In my opinion, this facilitation of idea sharing is one of the more valuable and intangible differentiators of social incubators like Villgro. Bringing together innovations from multiple disciplines, incubators can furnish a fertile environment for new ideas to develop. While incubators can actively facilitate cross-pollination of ideas as part of a recommended course of action, many times the facilitation is passive simply by creating a network of innovators. For example, Villgro’s annual Unconvention social entrepreneurship conference hosts InnoHub, specifically for nurturing partnerships between innovators and entrepreneurs. The exhibition brings together Villgro’s network and creates opportunities for meetings and discussions, which can lead to an alternative application of an innovation resulting in meaningful social impact. In the larger social sector, this is a significant way for Villgro to contribute to the further development of new innovations.

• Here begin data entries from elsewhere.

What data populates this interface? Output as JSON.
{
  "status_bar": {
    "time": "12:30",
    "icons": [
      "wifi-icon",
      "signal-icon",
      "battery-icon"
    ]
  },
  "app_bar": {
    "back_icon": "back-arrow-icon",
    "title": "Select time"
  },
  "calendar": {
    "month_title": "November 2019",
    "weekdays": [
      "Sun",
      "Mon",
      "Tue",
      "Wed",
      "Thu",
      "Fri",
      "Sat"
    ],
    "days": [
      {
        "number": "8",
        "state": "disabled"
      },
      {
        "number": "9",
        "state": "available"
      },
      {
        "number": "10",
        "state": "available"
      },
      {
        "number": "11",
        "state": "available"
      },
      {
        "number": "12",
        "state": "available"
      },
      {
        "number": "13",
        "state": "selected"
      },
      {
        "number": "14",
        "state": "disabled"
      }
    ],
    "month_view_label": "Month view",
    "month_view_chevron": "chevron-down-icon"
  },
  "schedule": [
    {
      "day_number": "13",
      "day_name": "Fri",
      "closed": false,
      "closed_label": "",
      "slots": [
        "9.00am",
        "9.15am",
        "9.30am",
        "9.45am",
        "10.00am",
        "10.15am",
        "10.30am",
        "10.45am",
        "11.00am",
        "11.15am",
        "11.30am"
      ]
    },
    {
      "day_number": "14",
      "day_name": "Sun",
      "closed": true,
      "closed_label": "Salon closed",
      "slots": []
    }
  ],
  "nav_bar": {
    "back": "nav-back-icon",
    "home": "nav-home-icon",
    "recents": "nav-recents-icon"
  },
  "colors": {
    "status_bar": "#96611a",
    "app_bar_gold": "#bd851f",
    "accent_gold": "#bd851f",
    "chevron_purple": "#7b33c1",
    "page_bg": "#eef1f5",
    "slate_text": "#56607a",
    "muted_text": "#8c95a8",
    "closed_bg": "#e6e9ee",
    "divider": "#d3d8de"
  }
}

Villgro also hosts monthly Learning Saturday Workshops for its incubatees and staff. Each month’s sessions focus on different themes of best practices, sectoral knowledge, and general social development information with featured experts and guest speakers. These learning sessions have a tremendous potential to help teach incubatees to improve or adapt their technology as well as to encourage staff to look at existing ideas with a fresh eye. From innovative marketing to design, having specific events for the entrepreneurial community to exchange ideas and knowledge helps the sector to apply new ideas to existing systems.
The conclusion of the WSJ’s article, while not a surprise, is a good reminder to all of us that we can all encourage more innovation through the facilitation of platforms for idea exchanges. Social incubators, like Villgro, have a unique advantage in bringing together their entrepreneurial networks and actively creating opportunities for those networks to interact is an important part of their core functions.